Associate Justice David Davis, Whitney v. Janesville Gazette (1873)

Associate Justice David Davis (1862–1877)

Whitney v. Janesville Gazette, 29 F. Cas. 1091 (C.C.W.D. Wisc. 1873) (No. 17,590) [Seventh Circuit]

Whitney was a lawsuit for slander based on an article printed in a local Wisconsin newspaper. The paper ran an article regarding a fight between Whitney and a man named Tompkins, then went on to describe business dealings Whitney had with Tompkins and three others. Referring to Whitney, who was from New York, the author stated that “the sympathies of the public are with the victims of this professional swindler…. We understand that his ways are not as light as are those of good and honest men.”

Whitney sued for slander, and Justice Davis heard the case while riding circuit.
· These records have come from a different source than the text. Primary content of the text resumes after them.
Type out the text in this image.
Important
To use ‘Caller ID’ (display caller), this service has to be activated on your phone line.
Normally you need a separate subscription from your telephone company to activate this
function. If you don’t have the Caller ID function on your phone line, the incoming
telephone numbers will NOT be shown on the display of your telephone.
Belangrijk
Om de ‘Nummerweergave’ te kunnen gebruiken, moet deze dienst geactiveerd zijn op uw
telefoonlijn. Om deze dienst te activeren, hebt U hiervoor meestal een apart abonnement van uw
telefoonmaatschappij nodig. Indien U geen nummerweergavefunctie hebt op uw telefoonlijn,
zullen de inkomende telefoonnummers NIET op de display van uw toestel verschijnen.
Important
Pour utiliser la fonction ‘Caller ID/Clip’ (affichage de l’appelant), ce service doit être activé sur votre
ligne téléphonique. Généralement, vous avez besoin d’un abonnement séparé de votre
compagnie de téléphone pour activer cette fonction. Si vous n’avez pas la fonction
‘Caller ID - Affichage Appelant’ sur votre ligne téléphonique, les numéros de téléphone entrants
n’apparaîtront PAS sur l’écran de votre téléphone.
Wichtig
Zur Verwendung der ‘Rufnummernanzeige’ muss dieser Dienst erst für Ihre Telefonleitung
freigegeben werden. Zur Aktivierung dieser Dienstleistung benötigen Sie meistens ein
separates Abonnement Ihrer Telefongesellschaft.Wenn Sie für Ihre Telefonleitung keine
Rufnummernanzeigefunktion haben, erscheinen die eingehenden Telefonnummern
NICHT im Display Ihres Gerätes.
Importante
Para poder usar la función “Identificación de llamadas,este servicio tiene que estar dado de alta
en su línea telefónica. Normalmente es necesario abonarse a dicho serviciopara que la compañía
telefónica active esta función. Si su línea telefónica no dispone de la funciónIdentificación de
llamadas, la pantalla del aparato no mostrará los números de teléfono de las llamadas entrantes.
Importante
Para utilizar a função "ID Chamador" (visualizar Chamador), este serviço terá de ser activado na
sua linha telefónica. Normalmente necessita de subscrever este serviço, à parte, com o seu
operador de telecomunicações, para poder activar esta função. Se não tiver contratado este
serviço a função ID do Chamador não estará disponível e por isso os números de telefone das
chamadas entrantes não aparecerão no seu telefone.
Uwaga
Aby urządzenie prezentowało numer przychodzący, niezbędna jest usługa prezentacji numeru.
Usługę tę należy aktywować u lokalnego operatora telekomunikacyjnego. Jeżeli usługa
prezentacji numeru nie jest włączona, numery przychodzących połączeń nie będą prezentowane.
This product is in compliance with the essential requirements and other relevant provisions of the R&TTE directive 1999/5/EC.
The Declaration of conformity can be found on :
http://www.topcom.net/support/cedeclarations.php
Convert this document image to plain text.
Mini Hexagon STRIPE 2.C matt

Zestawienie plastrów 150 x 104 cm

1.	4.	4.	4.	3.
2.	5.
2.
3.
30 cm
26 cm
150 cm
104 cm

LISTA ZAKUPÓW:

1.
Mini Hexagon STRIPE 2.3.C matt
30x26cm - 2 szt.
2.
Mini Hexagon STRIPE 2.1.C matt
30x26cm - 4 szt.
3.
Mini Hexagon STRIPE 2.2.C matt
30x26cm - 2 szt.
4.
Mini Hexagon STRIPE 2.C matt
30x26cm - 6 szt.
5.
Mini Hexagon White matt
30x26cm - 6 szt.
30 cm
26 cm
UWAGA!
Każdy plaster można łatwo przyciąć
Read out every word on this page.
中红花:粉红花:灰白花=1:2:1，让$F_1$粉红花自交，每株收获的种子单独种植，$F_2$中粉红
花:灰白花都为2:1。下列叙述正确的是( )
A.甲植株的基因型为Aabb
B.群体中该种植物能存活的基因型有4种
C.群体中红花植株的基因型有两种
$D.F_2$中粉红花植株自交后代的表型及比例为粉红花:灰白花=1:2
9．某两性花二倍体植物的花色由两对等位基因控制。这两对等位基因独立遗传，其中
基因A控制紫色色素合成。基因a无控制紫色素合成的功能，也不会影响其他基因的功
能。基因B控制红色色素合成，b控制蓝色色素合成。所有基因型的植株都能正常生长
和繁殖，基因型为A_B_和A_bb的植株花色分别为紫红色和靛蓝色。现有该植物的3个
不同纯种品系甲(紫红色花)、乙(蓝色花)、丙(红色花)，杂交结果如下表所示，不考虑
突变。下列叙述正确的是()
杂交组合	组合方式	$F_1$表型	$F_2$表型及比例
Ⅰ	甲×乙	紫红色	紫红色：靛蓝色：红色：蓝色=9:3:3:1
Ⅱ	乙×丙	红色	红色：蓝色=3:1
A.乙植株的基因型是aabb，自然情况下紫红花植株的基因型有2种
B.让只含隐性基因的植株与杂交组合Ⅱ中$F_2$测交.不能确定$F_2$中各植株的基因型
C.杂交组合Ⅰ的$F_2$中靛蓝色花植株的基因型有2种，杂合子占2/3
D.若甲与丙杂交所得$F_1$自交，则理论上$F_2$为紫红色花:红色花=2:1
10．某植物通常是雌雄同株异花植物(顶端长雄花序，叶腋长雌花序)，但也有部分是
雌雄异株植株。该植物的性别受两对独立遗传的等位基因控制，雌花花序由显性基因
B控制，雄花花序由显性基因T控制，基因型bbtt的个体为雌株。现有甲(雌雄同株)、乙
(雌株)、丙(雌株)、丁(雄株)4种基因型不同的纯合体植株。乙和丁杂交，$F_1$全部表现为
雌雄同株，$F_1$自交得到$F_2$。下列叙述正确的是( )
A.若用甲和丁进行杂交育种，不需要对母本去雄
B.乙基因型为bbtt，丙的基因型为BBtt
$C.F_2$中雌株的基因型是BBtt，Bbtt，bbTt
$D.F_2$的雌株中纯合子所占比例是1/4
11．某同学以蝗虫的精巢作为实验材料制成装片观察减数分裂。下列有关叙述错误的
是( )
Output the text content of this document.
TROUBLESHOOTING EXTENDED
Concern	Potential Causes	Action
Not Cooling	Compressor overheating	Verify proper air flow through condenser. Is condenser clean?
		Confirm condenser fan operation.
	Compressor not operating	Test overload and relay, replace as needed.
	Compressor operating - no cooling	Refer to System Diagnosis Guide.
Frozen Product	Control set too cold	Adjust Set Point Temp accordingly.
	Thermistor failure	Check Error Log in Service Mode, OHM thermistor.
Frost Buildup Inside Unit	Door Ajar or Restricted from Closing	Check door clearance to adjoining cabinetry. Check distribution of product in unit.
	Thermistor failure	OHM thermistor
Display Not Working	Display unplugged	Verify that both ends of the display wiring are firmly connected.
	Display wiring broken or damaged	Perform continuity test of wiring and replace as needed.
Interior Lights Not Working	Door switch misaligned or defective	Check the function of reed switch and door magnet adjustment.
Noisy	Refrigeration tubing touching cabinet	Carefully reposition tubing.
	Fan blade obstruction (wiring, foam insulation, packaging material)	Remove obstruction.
In charging the jury, Davis noted that it was for the jurors to interpret the meaning of the words in question. For example, the charges may have been meant to describe Whitney’s dealings only with the men mentioned in the article or to his general business practices. “And it is for the jury to say whether or not the injury to Whitney is greater or less, according to the enlarged or restricted sense of these words, as they may find them to have been used,” he continued.

Davis further charged the jury that the publication would constitute a libel if it subjected the plaintiff “to reproach or disgrace in his business relations, either with specific persons or the public generally.” Malice need not be proved but would be implied if the accusations of swindling were false. The only viable defense was to show that the allegedly libelous statements were true in their entirety. Davis charged the jury that the defense had clearly not shown that Whitney was a “swindler” in his general business dealings. Nor was there any evidence to show that he had swindled three of the four men named in the article. Therefore, regardless of the intended meaning of the words in the article, the defendants had failed to demonstrate the truth of their assertions.

Under Wisconsin law, however, the defense could mitigate the damages by showing partial truth, i.e., that Whitney had been dishonest in his dealings with the fourth man mentioned, named Gookins. It was up to the jury, Davis explained, to weigh the testimony on this issue and decide whether Whitney had attempted to cheat Gookins. If not, the libel would in no way be mitigated. If so, the jury would have to determine the extent to which it was mitigated. Lastly, Davis charged the jurors that it was up to them to determine the extent to which Whitney’s reputation had suffered and that they could find, as the defendants claimed, that his “reputation has sustained no injury, because he had no reputation to lose.” The jury found for the plaintiff in the amount of $1,100. The case, while routine, was another example of a Supreme Court justice having to interpret and explain state law while sitting on a diversity of citizenship case in a U.S. circuit court.